Some applications for Bragg reflective gratings require a grating length which is longer than it is convenient to make a single mask for creating such a grating. There may, for instance, be a requirement to make a Bragg grating in the region of a metre long, whereas there are considerable difficulties in making an electron-beam fabricated mask much longer than about one hundred millimetres. A solution that has been proposed for overcoming this problem is to create the long grating step-wise in a succession of sections arranged end-to-end. Each section, except for the first to be created section, is created to commence at, or just beyond, the end of the next previously created section. If the long grating is designed for use in a wavelength division multiplexed (WDM) environment in which each section has a spectral bandwidth covering the whole spectrum of a single channel of the WDM signal, then it may be possible to arrange matters such that the reflection bands of the individual sections of the grating are spectrally separated by guard bands lying entirely within the spectral guard bands that separate the individual channels of the WDM signal. Under these circumstances any physical separation between adjacent sections of the grating is largely immaterial.

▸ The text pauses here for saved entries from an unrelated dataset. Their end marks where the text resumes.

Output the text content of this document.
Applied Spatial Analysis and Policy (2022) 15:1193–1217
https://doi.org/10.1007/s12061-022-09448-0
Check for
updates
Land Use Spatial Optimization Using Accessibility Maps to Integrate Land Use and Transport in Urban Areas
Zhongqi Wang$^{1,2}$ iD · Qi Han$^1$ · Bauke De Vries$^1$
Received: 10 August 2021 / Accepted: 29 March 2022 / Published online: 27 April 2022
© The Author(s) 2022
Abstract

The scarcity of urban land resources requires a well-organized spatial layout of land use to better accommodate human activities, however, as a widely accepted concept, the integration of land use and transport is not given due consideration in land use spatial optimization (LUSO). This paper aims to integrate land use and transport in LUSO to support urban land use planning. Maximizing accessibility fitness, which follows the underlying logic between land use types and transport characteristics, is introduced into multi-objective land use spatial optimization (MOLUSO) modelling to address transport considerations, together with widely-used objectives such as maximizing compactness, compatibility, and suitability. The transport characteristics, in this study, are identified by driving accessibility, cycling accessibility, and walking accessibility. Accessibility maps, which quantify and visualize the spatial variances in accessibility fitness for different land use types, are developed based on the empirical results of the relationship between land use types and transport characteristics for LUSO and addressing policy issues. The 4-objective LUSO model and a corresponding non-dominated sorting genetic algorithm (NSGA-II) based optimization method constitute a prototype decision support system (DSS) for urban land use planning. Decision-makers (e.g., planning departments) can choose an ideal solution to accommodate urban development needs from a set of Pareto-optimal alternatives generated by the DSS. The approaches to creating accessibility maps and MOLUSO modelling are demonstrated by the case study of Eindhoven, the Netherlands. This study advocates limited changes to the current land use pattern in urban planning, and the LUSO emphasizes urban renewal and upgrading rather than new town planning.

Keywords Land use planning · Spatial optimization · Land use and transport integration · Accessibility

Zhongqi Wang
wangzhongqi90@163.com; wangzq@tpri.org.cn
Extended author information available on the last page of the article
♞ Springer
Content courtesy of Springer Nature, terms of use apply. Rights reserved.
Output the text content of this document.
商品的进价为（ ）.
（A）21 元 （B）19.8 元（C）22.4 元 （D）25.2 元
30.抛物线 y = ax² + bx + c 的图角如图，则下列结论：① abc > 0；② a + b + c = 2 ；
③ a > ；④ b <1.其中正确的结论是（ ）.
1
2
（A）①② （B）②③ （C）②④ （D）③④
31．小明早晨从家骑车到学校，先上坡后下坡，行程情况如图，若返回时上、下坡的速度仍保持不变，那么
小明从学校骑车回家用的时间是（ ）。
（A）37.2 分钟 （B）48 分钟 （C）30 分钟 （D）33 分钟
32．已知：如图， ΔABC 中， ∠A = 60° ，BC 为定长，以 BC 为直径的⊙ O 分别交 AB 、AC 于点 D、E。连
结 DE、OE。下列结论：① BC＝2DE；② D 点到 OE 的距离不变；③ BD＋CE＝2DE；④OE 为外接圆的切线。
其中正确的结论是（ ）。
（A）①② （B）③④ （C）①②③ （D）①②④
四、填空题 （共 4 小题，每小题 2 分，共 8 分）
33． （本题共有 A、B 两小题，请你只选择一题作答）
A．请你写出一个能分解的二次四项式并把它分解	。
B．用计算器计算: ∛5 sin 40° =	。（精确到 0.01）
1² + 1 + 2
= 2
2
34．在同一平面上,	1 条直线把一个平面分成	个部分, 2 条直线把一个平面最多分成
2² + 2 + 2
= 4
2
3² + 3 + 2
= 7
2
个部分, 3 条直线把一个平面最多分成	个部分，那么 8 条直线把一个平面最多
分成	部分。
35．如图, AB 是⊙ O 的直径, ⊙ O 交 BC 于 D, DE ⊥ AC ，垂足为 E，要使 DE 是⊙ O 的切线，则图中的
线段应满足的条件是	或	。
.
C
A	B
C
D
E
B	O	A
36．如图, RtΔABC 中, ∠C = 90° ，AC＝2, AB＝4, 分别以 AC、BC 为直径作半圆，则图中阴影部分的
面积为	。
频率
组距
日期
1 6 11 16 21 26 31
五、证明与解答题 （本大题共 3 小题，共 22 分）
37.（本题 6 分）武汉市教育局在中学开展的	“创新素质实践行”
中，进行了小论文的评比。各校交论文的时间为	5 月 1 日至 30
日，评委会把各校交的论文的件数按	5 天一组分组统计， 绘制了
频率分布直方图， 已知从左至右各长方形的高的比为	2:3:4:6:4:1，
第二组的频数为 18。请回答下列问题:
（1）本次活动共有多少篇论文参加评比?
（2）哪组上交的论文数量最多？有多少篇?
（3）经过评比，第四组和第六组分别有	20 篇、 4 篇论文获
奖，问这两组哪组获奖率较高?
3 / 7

On the other hand, if breaks in the spectral reflection characteristic of the long grating are to be avoided, there is the problem that the spectral characteristic of one section will be cutting on at a point in the spectrum where the spectral characteristic of another section is cutting off. This means that both sections will be partially reflecting at a common wavelength. If the effective points of reflection are coincident, there is no problem. On the other hand, if one is longitudinally displaced from the other, then the two reflection components will coherently interfere, with the result that the magnitude of the resultant reflection is critically dependent upon the phase separation existing between the interfering components. A paper by R Kashyap et al entitled, `Super-step-chirped fibre Bragg gratings`, Electronics Letters (18 Jul. 1986) Vol. 32, No 15, pp 1394-6 explains that by deliberately arranging for adjacent sections of the grating not to abut, but to be separated by short intervening portions of waveguide, it is possible to make use of the photorefractive effect, and use UV light to trim the effective optical path length of any intervening portion to bring the phase separation of the two interfering components to a desired value. By this means it is possible to smooth out dips in the spectral reflection characteristic of the overall Bragg grating that can result from non-optimised intervals between adjacent sections of the grating. A drawback to this approach to lining up the sections is that it specifically requires a spacing between adjacent sections, and hence the delay time, the time taken by light of any particular wavelength to propagate from one end of the waveguide containing the Bragg grating to its point of reflection and back to the same end, is not a smoothly varying function of wavelength, but a function that contains as many steps, or more complicated discontinuities, as there are spaces between adjacent sections of grating, the delay in these discontinuous regions being affected by Fabry Perot type resonance effects between components of the same wavelength being reflected by the two adjacent grating sections.